Apples of Uncommon Character by Rowan Jacobsen

Apples of Uncommon Character by Rowan Jacobsen

Author:Rowan Jacobsen
Language: eng
Format: epub
ISBN: 9781632860354
Publisher: Bloomsbury Publishing
Published: 2014-03-15T00:00:00+00:00


Alias Rome, Gillett’s Seedling

Origin Rome Township, Ohio, 1817.

Appearance Stunning apple with Hollywood appeal. Its smooth skin, high color, tight curves, and cute freckles mark it as the All-American Apple Next Door.

Flavor Smells a bit like roses. Mildly sweet, not acidic, and incredibly perfumed.

Texture Wow, that’s some tough skin. The thick, mealy flesh is dry and unappealing.

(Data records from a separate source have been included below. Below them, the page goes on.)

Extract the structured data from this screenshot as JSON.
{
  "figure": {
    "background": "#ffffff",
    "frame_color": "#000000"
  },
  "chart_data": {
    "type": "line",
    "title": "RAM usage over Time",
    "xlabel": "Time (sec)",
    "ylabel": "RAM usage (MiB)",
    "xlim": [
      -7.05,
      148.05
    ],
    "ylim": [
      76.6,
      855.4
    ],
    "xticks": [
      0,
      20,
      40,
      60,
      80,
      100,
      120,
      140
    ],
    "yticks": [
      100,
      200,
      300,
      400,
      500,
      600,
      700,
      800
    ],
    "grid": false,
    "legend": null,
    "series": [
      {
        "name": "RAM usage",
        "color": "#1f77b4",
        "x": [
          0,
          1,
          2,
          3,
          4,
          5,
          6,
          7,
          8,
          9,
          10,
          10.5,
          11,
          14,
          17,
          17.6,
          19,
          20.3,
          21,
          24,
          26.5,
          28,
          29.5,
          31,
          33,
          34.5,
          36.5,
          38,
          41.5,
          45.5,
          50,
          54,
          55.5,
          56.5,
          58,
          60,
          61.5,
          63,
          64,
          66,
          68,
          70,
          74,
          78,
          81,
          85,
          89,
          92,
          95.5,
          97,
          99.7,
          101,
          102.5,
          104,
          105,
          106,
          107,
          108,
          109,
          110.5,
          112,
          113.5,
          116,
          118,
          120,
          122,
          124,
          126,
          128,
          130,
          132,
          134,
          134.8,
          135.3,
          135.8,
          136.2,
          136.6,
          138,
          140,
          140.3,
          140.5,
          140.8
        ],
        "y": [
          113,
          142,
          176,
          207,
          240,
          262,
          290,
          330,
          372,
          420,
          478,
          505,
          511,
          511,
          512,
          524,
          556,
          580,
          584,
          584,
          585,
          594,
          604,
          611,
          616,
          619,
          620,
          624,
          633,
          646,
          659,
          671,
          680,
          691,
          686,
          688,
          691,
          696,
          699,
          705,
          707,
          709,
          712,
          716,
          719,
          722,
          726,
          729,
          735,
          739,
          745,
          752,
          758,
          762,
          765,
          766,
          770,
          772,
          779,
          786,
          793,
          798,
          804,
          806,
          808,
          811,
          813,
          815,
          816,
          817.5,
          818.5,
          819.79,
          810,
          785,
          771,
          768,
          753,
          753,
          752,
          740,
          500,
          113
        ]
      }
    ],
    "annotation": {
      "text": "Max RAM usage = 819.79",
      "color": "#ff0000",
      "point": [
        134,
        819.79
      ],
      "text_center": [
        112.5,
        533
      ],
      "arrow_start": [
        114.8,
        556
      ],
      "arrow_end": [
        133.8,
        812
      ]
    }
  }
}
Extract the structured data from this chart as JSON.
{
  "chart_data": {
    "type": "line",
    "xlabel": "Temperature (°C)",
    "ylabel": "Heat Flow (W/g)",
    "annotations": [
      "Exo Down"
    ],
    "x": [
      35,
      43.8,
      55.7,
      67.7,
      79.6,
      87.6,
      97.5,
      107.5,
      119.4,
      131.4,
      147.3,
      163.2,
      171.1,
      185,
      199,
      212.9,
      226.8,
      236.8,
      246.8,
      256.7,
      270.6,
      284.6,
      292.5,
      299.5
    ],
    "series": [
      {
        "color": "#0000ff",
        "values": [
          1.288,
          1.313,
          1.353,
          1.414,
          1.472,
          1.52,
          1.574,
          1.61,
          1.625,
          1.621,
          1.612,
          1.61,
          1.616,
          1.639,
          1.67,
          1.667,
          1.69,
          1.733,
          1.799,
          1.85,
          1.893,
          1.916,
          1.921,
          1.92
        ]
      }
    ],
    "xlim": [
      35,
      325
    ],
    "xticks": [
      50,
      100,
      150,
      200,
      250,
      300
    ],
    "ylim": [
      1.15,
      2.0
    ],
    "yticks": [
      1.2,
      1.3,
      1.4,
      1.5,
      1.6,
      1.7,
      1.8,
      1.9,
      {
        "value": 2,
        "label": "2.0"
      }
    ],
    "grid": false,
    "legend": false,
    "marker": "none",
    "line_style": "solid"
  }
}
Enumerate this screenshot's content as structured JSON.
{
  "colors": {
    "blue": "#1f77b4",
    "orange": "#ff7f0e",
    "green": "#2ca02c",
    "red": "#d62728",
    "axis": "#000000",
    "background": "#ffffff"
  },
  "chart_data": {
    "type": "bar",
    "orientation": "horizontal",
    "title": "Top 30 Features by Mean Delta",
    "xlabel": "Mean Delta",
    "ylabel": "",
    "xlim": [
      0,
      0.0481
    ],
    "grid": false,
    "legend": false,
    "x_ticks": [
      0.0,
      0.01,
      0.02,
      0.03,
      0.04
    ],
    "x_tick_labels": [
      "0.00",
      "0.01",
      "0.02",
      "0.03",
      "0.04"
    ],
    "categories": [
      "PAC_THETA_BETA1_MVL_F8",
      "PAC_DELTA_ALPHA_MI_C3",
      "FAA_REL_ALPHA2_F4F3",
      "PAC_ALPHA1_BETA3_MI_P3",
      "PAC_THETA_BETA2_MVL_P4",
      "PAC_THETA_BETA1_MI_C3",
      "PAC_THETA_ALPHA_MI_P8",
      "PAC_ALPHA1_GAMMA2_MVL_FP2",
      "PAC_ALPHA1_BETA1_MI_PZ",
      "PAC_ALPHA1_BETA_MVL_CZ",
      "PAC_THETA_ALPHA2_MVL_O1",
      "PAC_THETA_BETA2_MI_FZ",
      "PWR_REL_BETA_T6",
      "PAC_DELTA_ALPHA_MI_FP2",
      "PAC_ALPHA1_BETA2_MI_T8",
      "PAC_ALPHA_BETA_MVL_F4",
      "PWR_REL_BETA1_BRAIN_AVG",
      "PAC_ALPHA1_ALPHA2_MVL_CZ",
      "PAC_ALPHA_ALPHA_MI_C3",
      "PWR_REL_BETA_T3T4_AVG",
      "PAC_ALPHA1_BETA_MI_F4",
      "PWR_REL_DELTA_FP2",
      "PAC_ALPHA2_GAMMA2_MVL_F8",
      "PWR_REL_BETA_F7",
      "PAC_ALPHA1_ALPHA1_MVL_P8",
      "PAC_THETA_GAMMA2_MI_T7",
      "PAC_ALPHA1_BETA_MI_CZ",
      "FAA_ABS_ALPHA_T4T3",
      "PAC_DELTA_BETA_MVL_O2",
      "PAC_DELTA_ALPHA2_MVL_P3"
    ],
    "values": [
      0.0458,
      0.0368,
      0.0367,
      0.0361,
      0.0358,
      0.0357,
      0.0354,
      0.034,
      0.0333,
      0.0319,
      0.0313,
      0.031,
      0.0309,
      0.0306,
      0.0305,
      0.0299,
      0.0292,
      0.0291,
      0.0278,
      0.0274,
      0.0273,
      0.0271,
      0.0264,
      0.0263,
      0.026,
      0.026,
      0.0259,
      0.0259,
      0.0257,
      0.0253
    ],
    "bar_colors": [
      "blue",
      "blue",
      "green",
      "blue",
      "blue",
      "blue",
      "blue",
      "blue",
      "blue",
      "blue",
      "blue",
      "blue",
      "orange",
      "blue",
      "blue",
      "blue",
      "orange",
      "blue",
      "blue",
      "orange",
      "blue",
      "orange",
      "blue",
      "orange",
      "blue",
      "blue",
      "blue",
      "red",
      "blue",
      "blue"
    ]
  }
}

Season September to October.

Use Cooking and drying. Keeps until spring. Awful fresh.

Region Midwest, especially Ohio.

Like Cinderella, the Rome Beauty was never intended to be anything more than an invisible helper. When apple shoots are grafted onto rootstocks, the rootstock plays no role in the tree except to pump water and nutrients from the ground. It’s been selected for its skill as a wet nurse, never a bearer of its own fruit. Whenever a rootstock sends up a shoot, it is quickly lopped off. Yet along the banks of the Ohio River in 1817, Joel Gillett yanked a shoot off the rootstock of one of his newly acquired apple trees and handed it to his son Alanson, who planted it without ceremony, probably thinking he might get some livestock feed out of it. Instead, the little tree began producing some of the handsomest apples the world has ever seen. The Rome Beauty was born (that’s Rome, Ohio), though the flooding Ohio River took the original tree in 1860.

By the late 1800s, Rome Beauty was a commercial star, competing with Ben Davis in the Ohio River Valley, New Jersey, and some points south. Like Ben Davis, its thick skin and general starchiness made it a superb keeper, and it was once ubiquitous in general stores. As recently as 1995, Rome was the number three apple in America, ahead of all save the Delicious duo, with Mac, Fuji, and Granny Smith nipping at its heels. It tastes awful when fresh, but that dry gumminess is exactly what made it a famous cooker. In fact, this beauty was long known as “Queen of the Baking Apples” and “Baker’s Buddy.” Peeled and concentrated in a pie or crisp, it blossoms.